Dez anos sem Ariano Suassuna (parte um)

Aurélio Molina
Prof. Dr. Associado e Livre Docente da UPE, Ph.D pela University of Leeds (UK), Membro das Academias Pernambucanas de Medicina, de Ciências e da Sociedade Brasileira de Médicos Escritores

Publicado em: 14/08/2024 03:00 Atualizado em: 14/08/2024 05:23

Lá se vão dez anos desde seu encantamento. E nesse brevíssimo texto vou compartilhar alguns fatos, visões e interpretações pessoais, possivelmente enviesadas, não do intelectual, escritor, filósofo, dramaturgo, romancista, artista plástico, ensaísta, poeta e idealizador do Movimento Armorial, mas do meu padrinho de casamento e que muito me marcaram. Devido a essa relação tive o privilégio de usufruir de sua amizade, que acredito ter começado em nosso primeiro encontro, enquanto ainda namorava sua querida sobrinha Ana Elizabeth, que ele sempre dizia lembrar fisionomicamente sua mui amada companheira.

Nessa “efeméride”, em 1978, afirmei que ele não imaginava como era querido no Rio de Janeiro. E para embasar tal afirmação relatei que, em 1974, no primeiro ano do fim do histórico, mas inaceitável trote acadêmico da UFRJ, sua peça o Auto da Compadecida tinha sido escolhida para saudar os novos estudantes da antiga Faculdade Nacional de Medicina, tendo sido interpretada pelos alunos veteranos. Bem, a partir daí, foram quase 30 anos de convivência, deleite, admiração, gratidão e muito aprendizado.

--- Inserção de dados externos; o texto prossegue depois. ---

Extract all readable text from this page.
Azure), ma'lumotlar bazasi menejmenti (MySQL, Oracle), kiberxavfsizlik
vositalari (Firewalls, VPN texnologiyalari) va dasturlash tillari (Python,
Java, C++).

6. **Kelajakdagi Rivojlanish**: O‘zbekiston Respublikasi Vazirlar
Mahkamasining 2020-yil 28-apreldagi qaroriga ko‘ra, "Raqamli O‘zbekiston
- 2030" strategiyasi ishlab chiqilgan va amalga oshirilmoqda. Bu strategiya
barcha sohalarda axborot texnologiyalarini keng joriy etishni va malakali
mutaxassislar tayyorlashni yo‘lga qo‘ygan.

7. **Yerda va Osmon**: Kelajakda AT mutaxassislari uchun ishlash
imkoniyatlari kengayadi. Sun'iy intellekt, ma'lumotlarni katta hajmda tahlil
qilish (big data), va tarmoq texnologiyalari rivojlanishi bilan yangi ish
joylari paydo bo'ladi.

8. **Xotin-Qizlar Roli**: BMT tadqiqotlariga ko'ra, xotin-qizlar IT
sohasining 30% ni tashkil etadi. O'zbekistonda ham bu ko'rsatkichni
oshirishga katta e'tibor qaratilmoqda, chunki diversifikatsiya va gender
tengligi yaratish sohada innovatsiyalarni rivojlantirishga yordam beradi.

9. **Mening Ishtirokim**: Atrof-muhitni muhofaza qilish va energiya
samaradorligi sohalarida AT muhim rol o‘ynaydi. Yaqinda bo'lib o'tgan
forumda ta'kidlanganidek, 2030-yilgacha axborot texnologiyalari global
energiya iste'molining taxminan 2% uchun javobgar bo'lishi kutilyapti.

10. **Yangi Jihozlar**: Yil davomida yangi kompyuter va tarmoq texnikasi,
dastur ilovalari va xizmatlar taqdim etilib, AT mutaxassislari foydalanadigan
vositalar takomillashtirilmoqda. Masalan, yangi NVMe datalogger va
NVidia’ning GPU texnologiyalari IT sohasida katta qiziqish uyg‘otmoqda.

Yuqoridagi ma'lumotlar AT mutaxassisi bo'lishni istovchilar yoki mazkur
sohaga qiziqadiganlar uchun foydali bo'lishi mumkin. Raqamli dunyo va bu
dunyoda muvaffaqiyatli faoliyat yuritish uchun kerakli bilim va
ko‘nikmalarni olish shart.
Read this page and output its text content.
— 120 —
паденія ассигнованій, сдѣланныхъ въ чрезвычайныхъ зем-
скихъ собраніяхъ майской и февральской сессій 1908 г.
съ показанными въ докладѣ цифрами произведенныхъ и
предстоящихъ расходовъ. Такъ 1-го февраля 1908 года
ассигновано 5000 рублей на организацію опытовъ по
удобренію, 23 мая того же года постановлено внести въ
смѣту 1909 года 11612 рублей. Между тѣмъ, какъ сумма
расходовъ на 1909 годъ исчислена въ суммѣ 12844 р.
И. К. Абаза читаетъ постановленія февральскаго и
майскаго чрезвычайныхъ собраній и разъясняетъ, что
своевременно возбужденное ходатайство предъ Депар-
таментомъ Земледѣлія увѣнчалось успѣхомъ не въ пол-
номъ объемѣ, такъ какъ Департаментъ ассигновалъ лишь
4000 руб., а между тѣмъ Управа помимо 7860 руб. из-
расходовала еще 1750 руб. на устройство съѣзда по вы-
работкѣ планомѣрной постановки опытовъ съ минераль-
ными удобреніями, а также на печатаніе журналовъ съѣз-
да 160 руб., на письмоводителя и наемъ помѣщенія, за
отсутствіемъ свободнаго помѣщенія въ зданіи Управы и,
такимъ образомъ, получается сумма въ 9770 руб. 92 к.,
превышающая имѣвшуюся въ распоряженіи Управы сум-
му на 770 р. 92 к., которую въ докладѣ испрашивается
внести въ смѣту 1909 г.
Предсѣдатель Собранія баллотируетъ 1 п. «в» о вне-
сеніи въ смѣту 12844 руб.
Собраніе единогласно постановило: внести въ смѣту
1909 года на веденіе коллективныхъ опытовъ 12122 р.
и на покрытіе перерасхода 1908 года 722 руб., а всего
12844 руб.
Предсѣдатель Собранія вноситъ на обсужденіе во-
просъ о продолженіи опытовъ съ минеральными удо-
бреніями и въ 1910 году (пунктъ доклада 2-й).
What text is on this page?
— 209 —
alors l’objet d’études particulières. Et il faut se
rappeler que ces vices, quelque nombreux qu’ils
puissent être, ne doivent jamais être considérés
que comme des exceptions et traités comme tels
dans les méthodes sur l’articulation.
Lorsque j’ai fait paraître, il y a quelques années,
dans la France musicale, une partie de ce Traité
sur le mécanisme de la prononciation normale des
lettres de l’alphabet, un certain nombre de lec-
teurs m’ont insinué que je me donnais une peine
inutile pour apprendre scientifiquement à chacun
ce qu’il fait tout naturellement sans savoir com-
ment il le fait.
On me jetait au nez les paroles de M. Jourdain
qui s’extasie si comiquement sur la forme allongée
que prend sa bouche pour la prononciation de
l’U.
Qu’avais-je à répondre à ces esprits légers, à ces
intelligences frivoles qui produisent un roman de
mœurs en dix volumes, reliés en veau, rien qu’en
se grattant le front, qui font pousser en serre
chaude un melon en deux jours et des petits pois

O primeiro aspecto que gostaria de compartilhar é que, além de todos os predicados anteriormente citados, Ariano era o maior “contador de causos” que já conheci. Todas as histórias interessantes relatadas para ele, verídicas ou não, se tornavam, quase que imediatamente, muito melhores, as quais, para nosso gozo, eram aperfeiçoadas a cada oportunidade ou a cada aula espetáculo. Algumas, inclusive, eram “transportadas” para sua Taperoá, e, pasmem, ele nem de longe se considerava o melhor contador de histórias. Seus heróis eram seus irmãos mais velhos, três dos quais médicos renomados, que ele afirmava serem imbatíveis nessa arte. Talvez parte de seu brilhantismo venha de uma tentativa inconsciente de se igualar aos seus admirados irmãos. Aliás, certa vez ele me relatou um “trauma” por ter sido impedido por eles, por ser muito jovem, de contar uma história no “sarau literário familiar”, que acontecia corriqueiramente no final da tarde/noite, principalmente no período de férias, e que, segundo relatos, eram mais ricos e vividos do que qualquer “reles realidade” para os ouvidos e mentes dos presentes.

Em relação a sua última obra, o Romance de Dom Pantero no Palco dos Pecadores, tive a oportunidade de acompanhar seu desenvolvimento por anos, talvez décadas, acompanhada do imenso dissabor de saber que, talvez pela procura de uma utópica perfeição, ou outros motivos insondáveis, os originais da obra potencialmente “derradeira” eram/foram, inúmeras vezes, destruídas pelo autor.

A dor fica ainda maior quando, por volta de 2005/6, após uma noitada de carteado a beira mar num condomínio na praia de Candeias, onde éramos vizinhos (sim, Ariano, gostava muito de jogar biriba/canastra, quase sempre em duplas, sendo ele, na maioria das vezes, o vencedor), ele me desvelou uma “última” versão que, até onde sei, também foi destruída. Diante dos meus olhos, estiveram lindas páginas, em folhas A4 (talvez maiores), ricamente ilustradas (todas) e escritas numa caligrafia única. Me faltam palavras para descrevê-la. Um misto, melhorado, de pergaminhos bíblicos e egípcios, com imagens rupestres e armoriais, dedicadas as principais matrizes da raça brasileira (negra, indígena e ibérica).